Frequently Asked Questions

What is Braintrust used for?

Braintrust is a platform for evaluating and monitoring LLM applications. You use it to run offline experiments that score prompt, model, or agent changes against a dataset, to compare runs side by side and catch regressions, and to log production traffic so the same scorers monitor live quality. It combines offline evaluation, regression tracking, and observability in one tool.

What is the Eval() function in Braintrust?

Eval() is the core SDK function that defines and runs an experiment. You pass it a project name and an object with three parts: data (the test cases with inputs and expected outputs), task (the function that calls your LLM and returns an output), and scores (an array of scorer functions that grade each output). Running it uploads a comparable experiment to the Braintrust dashboard.

What are scorers in Braintrust?

Scorers are functions that grade a model's output, typically returning a number from 0 to 1. Braintrust's autoevals library provides built-in scorers like exact match, embedding similarity, and LLM-as-judge factuality, and you can write custom scorers as plain functions.

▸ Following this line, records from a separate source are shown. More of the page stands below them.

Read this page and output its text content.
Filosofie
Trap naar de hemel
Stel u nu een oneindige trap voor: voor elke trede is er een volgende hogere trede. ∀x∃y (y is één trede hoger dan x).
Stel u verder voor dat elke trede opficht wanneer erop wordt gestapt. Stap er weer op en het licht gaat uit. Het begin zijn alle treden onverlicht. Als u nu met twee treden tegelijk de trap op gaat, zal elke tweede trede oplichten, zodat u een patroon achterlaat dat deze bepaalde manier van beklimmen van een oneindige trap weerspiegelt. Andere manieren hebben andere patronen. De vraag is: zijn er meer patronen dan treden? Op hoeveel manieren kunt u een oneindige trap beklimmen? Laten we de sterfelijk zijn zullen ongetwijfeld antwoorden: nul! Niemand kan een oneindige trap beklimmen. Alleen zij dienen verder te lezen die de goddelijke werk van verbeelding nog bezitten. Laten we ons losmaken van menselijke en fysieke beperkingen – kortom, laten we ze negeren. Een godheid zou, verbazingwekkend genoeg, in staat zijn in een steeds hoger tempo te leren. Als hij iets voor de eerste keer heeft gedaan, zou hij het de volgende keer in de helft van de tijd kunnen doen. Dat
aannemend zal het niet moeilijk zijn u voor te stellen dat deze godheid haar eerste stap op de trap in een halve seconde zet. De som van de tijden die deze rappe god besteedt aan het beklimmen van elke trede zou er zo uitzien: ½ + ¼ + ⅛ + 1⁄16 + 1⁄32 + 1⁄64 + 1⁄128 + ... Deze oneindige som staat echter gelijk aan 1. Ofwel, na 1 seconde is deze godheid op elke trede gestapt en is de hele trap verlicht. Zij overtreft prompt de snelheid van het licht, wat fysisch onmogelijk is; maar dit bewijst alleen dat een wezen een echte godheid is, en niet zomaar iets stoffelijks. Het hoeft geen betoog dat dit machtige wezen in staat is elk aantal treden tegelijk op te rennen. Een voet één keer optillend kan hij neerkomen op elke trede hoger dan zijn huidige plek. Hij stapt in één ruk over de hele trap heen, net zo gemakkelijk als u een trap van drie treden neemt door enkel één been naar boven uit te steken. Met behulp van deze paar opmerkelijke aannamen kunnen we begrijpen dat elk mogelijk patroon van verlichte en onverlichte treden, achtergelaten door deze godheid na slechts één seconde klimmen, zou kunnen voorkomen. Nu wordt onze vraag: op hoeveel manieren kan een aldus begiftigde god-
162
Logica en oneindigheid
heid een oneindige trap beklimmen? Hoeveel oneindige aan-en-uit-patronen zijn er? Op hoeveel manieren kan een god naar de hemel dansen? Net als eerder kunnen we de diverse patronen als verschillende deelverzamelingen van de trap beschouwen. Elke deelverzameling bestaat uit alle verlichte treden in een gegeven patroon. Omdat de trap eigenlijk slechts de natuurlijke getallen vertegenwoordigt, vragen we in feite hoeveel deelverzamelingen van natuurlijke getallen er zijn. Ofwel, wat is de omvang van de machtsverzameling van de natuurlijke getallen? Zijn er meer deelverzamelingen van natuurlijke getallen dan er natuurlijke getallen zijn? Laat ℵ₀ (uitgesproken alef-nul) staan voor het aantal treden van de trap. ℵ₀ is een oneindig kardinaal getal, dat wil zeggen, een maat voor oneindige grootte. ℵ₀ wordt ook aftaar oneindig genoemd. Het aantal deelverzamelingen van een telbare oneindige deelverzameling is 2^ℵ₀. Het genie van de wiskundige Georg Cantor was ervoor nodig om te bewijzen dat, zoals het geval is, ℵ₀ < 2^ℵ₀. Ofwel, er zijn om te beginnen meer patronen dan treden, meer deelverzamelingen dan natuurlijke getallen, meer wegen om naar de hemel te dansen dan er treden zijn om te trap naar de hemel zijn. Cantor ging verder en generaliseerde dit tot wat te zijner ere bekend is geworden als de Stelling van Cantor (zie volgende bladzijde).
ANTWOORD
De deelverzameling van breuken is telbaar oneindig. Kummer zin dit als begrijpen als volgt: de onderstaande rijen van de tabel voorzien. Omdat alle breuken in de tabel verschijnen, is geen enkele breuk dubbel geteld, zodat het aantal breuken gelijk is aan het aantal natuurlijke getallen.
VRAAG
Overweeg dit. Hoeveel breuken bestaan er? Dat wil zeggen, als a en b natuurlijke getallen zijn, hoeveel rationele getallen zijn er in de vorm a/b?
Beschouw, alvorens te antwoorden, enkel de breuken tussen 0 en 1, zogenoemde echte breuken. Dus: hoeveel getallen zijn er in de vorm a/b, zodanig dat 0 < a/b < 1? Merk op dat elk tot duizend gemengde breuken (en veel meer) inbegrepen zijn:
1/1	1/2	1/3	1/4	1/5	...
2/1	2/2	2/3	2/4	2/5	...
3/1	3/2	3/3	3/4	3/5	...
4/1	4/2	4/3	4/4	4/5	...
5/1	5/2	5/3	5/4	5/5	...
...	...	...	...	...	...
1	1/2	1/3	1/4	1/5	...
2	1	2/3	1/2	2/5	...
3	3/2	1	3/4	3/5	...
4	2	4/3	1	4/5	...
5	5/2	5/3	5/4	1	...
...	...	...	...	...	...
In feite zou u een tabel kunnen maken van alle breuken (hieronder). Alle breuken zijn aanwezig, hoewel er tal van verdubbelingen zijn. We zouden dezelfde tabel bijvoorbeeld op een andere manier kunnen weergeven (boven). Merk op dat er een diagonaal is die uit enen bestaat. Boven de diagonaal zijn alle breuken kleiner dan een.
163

Use deterministic scorers where the answer is well-defined and reserve LLM-as-judge scorers for open-ended quality.

Is Braintrust free to use?

Braintrust offers usage-based plans and the SDKs (braintrust and autoevals) are openly available on npm and PyPI. Pricing tiers and any free allowance change over time, so check the official Braintrust pricing page for the current details rather than relying on a fixed figure. Note that LLM-as-judge scorers also incur model-provider token costs separate from Braintrust itself.

How does Braintrust help catch regressions?

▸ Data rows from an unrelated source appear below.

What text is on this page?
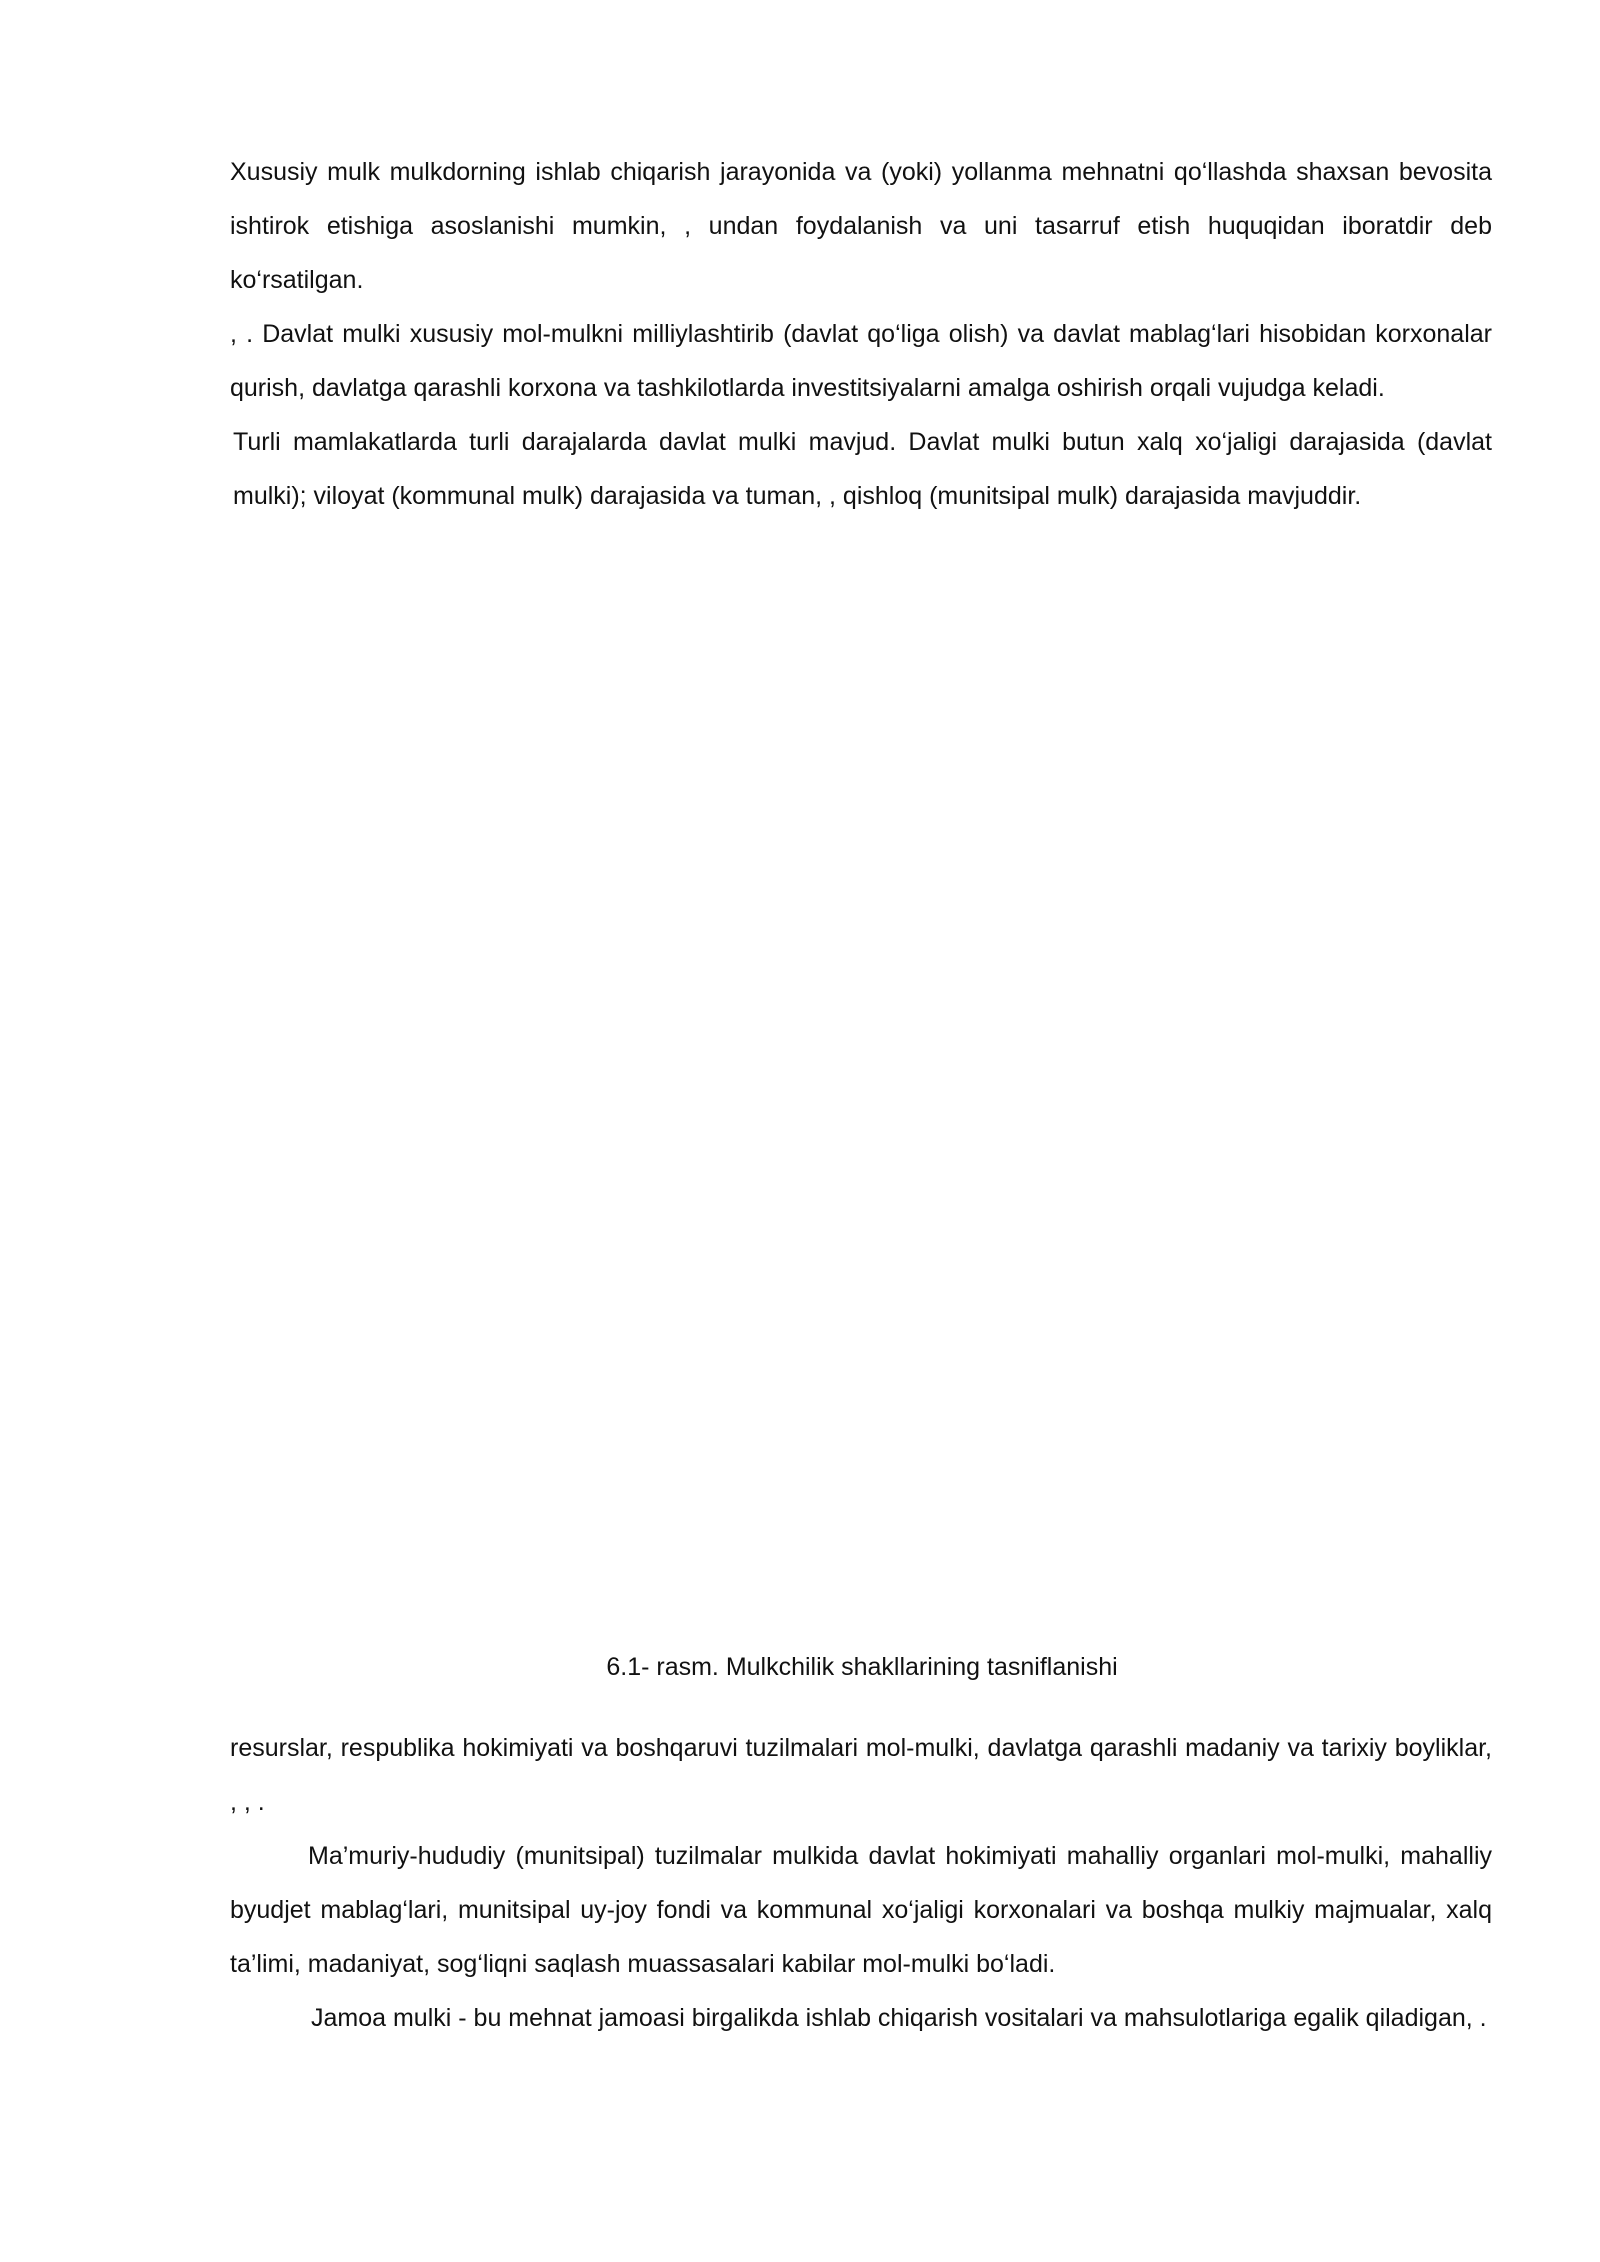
Xususiy mulk mulkdorning ishlab chiqarish jarayonida va (yoki) yollanma mehnatni qo‘llashda shaxsan bevosita ishtirok etishiga asoslanishi mumkin, , undan foydalanish va uni tasarruf etish huquqidan iboratdir deb ko‘rsatilgan.

, . Davlat mulki xususiy mol-mulkni milliylashtirib (davlat qo‘liga olish) va davlat mablag‘lari hisobidan korxonalar qurish, davlatga qarashli korxona va tashkilotlarda investitsiyalarni amalga oshirish orqali vujudga keladi.

Turli mamlakatlarda turli darajalarda davlat mulki mavjud. Davlat mulki butun xalq xo‘jaligi darajasida (davlat mulki); viloyat (kommunal mulk) darajasida va tuman, , qishloq (munitsipal mulk) darajasida mavjuddir.

6.1- rasm. Mulkchilik shakllarining tasniflanishi

resurslar, respublika hokimiyati va boshqaruvi tuzilmalari mol-mulki, davlatga qarashli madaniy va tarixiy boyliklar, , , .

Ma’muriy-hududiy (munitsipal) tuzilmalar mulkida davlat hokimiyati mahalliy organlari mol-mulki, mahalliy byudjet mablag‘lari, munitsipal uy-joy fondi va kommunal xo‘jaligi korxonalari va boshqa mulkiy majmualar, xalq ta’limi, madaniyat, sog‘liqni saqlash muassasalari kabilar mol-mulki bo‘ladi.

Jamoa mulki - bu mehnat jamoasi birgalikda ishlab chiqarish vositalari va mahsulotlariga egalik qiladigan, .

Every Eval() run is a versioned experiment, and Braintrust diffs two experiments at the row level. After you change a prompt or model, you run the eval again and the comparison view shows the average score delta per scorer and highlights exactly which inputs improved or regressed. This turns subjective "it seems better" judgments into measurable, reviewable diffs you can gate merges on.

Can Braintrust monitor LLM apps in production?

Yes. In addition to offline evaluation, Braintrust captures live LLM calls as traces, letting you inspect real inputs and outputs and run scorers on a sample of production traffic to detect quality drift. You can also promote interesting or failing production cases into a dataset so they become permanent offline regression tests, closing the loop between monitoring and evaluation.